La préservation de notre environnement est l’un des défis majeurs de notre époque. Le sort des générations à venir est entre nos mains. À ce sujet, il faut également souligner que la présence d’un environnement naturel sain contribue remarquablement au bien-être subjectif. Dans son ouvrage intitulé Une écologie du bonheur, Eric Lambin, professeur aux universités de Louvain et de Stanford, présente une synthèse de nombreux travaux qui montrent qu’en dépit des contingences de la vie moderne, nous restons intimement liés à la Nature (1).
Le physicien slovène Aleksander Zidansek a relevé, notamment, une corrélation positive entre la satisfaction de vie ‒ subjective ‒ des habitants d’un pays donné et l’indice de performances environnementales de ce pays (2). Il a également montré que le taux d’émission de dioxyde de carbone d’un pays est inversement proportionnel au bien-être de ses citoyens.
Quant au père de la sociobiologie, E.O. Wilson, il parle de « biophilie » et constate à quel point l’homme a une affinité émotionnelle innée avec les autres êtres vivants, avec le monde végétal et les paysages naturels. Cette relation immémoriale à la Nature, profondément intégrée dans notre constitution biologique, a fait l’objet d’une recherche scientifique particulièrement intéressante. Ainsi, lorsque l’on présente à différentes personnes des photographies de paysages variés, celles qui sont les plus appréciées sont celles qui représentent de vastes paysages de savanes verdoyantes parsemés de petits bosquets et de surfaces d’eau (3).
Il est assez étonnant de noter que cette préférence se vérifie quelle que soit l’origine géographique des personnes interrogées, y compris chez les Esquimaux qui n’ont pourtant jamais vu de tels paysages ! Ces réactions s’expliquent sans doute par le fait que pour nos ancêtres, venus des régions subsahariennes, les lieux légèrement surélevés avec une vue dégagée et quelques arbres où s’abriter, offraient un point de vue idéal pour surveiller aussi bien les prédateurs, qu’ils craignaient, que le gibier dont ils se nourrissaient. L’aspect verdoyant évoque l’abondance et les points d’eau, les conditions favorables à la survie. La contemplation de tels paysages engendre chez la plupart d’entre nous un sentiment de paix, de sécurité et de contentement.

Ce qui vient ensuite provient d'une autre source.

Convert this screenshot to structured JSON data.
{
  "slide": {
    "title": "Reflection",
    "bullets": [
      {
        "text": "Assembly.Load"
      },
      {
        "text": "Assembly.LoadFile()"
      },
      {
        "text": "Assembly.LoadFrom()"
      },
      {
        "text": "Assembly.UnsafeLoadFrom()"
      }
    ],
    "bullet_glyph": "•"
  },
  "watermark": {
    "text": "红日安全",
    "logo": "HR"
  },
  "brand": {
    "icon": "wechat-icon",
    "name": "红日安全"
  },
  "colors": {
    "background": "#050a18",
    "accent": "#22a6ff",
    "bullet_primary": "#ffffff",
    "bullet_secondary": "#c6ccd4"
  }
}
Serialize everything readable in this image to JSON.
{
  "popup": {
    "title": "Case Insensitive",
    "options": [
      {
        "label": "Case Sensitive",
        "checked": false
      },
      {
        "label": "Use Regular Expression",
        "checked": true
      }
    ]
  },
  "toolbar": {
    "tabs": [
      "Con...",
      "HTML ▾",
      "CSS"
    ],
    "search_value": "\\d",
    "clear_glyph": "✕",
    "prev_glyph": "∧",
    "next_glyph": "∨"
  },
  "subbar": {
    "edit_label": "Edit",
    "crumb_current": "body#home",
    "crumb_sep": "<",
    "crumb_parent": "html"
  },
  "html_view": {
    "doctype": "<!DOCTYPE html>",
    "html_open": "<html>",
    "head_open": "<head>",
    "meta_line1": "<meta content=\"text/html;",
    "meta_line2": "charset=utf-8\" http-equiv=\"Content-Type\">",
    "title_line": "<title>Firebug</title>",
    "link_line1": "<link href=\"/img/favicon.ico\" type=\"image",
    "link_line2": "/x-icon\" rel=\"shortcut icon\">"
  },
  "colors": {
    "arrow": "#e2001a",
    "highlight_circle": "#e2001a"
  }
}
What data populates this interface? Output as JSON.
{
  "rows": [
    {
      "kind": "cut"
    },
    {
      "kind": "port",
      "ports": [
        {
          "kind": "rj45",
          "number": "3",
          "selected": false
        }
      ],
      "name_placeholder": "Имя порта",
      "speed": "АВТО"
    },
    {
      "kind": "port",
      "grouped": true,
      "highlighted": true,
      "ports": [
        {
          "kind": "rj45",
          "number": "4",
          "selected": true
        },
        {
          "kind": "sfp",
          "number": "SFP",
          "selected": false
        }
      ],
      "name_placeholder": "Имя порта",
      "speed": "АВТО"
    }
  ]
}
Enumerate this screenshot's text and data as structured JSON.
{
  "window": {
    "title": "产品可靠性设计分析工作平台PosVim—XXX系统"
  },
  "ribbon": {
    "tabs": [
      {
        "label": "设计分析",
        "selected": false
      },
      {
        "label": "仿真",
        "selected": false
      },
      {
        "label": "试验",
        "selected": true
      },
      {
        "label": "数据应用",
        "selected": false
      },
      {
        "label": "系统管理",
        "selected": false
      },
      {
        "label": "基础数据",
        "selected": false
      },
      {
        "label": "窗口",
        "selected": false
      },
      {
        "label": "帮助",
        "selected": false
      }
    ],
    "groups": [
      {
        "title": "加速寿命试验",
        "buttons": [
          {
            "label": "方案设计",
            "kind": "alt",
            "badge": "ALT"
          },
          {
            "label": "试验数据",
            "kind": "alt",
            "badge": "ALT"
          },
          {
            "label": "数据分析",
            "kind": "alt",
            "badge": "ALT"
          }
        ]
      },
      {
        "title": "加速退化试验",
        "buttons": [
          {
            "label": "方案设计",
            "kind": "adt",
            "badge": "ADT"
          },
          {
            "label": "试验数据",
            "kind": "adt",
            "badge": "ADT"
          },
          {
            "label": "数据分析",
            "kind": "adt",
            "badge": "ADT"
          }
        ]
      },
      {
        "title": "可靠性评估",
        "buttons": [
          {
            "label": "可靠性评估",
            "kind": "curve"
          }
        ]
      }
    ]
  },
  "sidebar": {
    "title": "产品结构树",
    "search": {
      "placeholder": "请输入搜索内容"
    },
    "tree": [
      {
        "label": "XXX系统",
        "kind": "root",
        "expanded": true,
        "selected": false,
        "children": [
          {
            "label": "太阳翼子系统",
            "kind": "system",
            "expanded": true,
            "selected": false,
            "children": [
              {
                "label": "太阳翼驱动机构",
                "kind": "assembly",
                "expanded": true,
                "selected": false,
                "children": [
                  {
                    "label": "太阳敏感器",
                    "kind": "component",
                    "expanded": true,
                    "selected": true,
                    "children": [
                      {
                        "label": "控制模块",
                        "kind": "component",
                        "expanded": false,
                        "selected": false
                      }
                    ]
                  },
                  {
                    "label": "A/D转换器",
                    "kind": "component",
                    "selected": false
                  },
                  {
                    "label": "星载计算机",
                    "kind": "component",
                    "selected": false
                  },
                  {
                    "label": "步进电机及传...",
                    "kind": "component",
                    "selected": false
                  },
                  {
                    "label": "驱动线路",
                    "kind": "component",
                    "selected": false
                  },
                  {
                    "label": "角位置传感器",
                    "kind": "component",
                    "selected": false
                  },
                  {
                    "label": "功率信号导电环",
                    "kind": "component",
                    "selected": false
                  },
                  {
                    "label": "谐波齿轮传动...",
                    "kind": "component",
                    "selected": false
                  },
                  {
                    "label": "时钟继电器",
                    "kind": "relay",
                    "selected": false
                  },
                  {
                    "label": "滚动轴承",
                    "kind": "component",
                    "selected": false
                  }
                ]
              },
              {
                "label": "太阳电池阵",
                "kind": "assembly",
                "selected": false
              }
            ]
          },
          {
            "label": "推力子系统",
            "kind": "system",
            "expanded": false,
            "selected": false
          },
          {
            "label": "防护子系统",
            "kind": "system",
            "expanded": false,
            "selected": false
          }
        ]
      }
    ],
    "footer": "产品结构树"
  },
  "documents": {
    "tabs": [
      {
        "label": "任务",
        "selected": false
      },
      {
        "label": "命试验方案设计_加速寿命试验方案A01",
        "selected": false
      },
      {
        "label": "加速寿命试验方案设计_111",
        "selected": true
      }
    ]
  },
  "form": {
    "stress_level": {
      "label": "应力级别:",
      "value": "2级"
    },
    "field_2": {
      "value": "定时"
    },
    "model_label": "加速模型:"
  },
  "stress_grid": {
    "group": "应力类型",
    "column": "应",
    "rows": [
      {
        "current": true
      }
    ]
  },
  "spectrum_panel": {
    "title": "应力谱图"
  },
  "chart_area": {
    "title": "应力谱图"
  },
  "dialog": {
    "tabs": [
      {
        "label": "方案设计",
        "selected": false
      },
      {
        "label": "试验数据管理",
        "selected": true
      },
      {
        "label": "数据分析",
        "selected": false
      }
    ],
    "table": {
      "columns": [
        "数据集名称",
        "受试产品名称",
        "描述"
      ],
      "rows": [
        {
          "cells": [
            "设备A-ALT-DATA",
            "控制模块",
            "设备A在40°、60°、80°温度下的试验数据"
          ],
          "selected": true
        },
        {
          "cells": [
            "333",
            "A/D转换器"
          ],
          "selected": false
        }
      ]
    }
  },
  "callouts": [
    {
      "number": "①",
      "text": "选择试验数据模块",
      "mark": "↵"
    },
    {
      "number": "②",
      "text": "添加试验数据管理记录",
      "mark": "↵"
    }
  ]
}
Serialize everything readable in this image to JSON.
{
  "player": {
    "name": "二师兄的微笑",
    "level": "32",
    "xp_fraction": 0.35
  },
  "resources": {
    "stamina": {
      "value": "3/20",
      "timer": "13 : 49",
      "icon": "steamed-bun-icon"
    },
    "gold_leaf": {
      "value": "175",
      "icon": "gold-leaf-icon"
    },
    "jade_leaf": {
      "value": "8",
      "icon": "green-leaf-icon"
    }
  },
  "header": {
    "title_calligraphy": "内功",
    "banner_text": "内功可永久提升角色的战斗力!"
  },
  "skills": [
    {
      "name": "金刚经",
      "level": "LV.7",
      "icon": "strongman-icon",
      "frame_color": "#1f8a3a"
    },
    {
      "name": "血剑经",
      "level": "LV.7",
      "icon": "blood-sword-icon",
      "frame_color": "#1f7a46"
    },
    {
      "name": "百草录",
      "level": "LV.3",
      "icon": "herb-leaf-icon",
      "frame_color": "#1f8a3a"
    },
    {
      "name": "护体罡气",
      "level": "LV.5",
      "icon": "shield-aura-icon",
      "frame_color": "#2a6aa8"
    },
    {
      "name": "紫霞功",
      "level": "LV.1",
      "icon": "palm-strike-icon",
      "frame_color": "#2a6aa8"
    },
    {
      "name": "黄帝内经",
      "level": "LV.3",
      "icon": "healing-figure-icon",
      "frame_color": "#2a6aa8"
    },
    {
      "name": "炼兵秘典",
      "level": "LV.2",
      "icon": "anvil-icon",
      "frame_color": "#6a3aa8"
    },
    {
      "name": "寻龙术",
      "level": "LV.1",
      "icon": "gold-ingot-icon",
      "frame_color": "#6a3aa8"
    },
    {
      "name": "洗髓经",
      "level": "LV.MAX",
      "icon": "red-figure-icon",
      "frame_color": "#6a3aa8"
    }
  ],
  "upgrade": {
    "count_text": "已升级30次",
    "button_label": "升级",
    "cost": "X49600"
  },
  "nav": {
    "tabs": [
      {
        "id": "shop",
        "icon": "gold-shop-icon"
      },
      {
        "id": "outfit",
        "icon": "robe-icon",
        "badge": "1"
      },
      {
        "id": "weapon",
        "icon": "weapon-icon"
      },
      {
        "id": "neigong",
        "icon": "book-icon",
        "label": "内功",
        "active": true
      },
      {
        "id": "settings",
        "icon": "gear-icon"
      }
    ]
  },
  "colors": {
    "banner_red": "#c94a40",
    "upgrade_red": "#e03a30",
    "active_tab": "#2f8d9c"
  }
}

Une étude publiée dans la revue Science par le géographe américain Roger Ulrich a également montré que des patients en convalescence après une intervention chirurgicale récupéraient mieux lorsque leur chambre d’hôpital s’ouvrait sur un paysage naturel — un parc ou un lac — que sur un mur de briques ou un bâtiment. Les premiers quittaient en moyenne l’hôpital un jour plus tôt que les seconds, ils avaient moins besoin d’antidouleurs et les infirmières trouvaient qu’ils étaient des patients plus agréables (4).
De même, dans une prison du Michigan, on a observé que les prisonniers dont la fenêtre de la cellule donnait sur une cour intérieure avaient recours aux services médicaux avec une fréquence de 24 % supérieure à celle des prisonniers dont la fenêtre donnait sur un paysage champêtre (5).
(1) Lambin, E. (2009). Une écologie du bonheur. Editions le Pommier. Eric Lambin partage son temps entre le Centre de recherche sur la Terre et le Climat George Lemaître à l’Université catholique de Louvain et la School for Earth Science à l’université californienne de Stanford.
(2) Zidansek, A. (2007). Sustainable development and happiness in nations. Energy, 32(6), 891–897. Cité par Lambin, E. (2009). Op. cit., p. 38.
(3) Kellert, S. R., & Wilson, E. O. (1995). The biophilia hypothesis. Island Press.
(4) Lambin, E. (2009). Op. cit., p. 51.
(5) Ulrich, R. (1984). View through a window may influence recovery. Science, (224), 224–5. Cité par Lambin, E. (2009). Op. cit., p. 52.